We just encountered an interesting problem with the edu 2.0 email system that I thought I'd share.
When we first launched the site, we decided to use the Gmail SMTP server for sending emails. Everything worked fine until we hit the 500 user mark, at which point we noticed that some emails were not being sent successfully. The reason: Gmail imposes a 500-emails per day limit to prevent spamming.
We decided that the best alternative strategy was to use the sendmail program which comes pre-installed on LINUX servers. We switched over to sendmail (a single line modification in Rails) and everything seemed to be fine. We tested the system by sending a few emails to our test accounts; no problems.
A day later, I noticed that the number of people joining our site seemed to decrease, but I attributed this to a natural fluctuation in early users. However, after a while I noticed that some people just weren't getting emails that the system sent to them. After some debugging, we finally got a big clue; all the people who had recently joined our site had a Gmail account!
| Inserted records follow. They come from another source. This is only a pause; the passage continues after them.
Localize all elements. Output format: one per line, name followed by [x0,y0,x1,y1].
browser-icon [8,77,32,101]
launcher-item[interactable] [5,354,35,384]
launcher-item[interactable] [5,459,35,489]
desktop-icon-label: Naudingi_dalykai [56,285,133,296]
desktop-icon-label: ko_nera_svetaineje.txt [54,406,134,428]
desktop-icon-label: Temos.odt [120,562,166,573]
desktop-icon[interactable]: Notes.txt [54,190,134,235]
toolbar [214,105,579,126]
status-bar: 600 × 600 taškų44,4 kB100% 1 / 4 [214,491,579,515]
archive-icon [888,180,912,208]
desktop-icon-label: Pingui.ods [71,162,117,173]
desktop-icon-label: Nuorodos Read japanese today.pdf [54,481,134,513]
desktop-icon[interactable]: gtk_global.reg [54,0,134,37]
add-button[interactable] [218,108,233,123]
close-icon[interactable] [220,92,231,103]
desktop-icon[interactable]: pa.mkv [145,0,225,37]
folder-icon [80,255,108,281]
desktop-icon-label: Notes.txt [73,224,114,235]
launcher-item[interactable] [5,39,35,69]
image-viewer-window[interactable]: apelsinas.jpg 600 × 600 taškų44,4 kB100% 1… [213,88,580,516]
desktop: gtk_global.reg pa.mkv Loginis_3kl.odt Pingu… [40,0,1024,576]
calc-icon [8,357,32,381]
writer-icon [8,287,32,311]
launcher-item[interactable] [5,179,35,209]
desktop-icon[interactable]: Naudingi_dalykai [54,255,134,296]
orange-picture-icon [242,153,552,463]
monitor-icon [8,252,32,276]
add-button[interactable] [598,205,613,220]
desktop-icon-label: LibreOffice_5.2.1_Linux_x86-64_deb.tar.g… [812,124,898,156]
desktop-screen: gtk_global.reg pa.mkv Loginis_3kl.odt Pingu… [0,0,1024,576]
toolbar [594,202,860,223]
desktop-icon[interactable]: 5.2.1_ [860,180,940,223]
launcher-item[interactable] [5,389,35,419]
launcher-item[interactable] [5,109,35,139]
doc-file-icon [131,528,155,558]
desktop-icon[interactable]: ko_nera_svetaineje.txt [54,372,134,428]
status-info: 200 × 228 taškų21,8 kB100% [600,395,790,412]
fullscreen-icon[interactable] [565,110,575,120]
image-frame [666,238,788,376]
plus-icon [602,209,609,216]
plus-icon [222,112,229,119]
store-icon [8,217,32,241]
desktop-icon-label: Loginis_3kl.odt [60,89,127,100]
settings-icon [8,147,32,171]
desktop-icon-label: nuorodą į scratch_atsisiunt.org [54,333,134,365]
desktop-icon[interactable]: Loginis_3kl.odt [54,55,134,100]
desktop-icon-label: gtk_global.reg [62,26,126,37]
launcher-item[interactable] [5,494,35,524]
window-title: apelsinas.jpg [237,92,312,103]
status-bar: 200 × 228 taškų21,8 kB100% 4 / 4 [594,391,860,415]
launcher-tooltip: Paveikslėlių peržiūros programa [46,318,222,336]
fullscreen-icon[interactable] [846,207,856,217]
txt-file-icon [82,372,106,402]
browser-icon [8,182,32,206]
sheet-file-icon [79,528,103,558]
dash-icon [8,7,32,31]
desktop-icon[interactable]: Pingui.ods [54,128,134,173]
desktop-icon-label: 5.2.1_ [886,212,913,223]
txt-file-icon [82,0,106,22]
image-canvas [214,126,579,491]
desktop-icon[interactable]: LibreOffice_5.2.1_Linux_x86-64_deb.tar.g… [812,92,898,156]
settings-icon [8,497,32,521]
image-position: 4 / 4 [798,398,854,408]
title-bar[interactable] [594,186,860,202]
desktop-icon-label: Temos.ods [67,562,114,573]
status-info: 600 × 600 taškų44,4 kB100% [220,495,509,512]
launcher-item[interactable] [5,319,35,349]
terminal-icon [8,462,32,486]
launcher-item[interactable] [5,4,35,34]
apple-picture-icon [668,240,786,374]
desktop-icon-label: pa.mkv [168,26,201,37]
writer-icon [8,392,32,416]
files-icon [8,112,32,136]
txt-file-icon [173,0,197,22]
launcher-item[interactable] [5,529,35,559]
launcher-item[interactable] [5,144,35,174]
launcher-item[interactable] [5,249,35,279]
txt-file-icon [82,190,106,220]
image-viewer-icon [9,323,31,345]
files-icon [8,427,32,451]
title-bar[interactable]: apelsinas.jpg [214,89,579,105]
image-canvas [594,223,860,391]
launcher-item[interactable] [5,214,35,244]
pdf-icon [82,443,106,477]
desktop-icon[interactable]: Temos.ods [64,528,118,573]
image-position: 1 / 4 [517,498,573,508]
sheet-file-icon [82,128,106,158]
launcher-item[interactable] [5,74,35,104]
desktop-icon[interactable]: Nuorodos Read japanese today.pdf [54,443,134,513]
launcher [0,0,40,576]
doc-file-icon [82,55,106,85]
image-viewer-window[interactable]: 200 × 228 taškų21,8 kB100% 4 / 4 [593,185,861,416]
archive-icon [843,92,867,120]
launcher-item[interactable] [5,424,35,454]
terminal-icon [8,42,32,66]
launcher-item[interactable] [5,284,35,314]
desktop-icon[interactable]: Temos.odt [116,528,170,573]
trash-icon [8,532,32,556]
It turns out that we didn't have the more modern "postfix" sendmail utility and the one that was installed didn't process DNS correctly. The result was that Gmail accepted our emails and other systems rejected them. Sure enough, I found that around 100 people who had recently tried to join had never received their activation codes. Oops!
The good news is that we found the bug and switched over to the new system. We'll do some more testing with accounts that aren't on Gmail (Yahoo, AOL, HotMail at the minimum) and send apology emails to the people who recently tried to join. The other bit of good news is that our user base has actually been expanding, although it wasn't showing up due to the email issue.
It's good to get these kinds of issues straighted out early. I wonder how many more of them are lurking?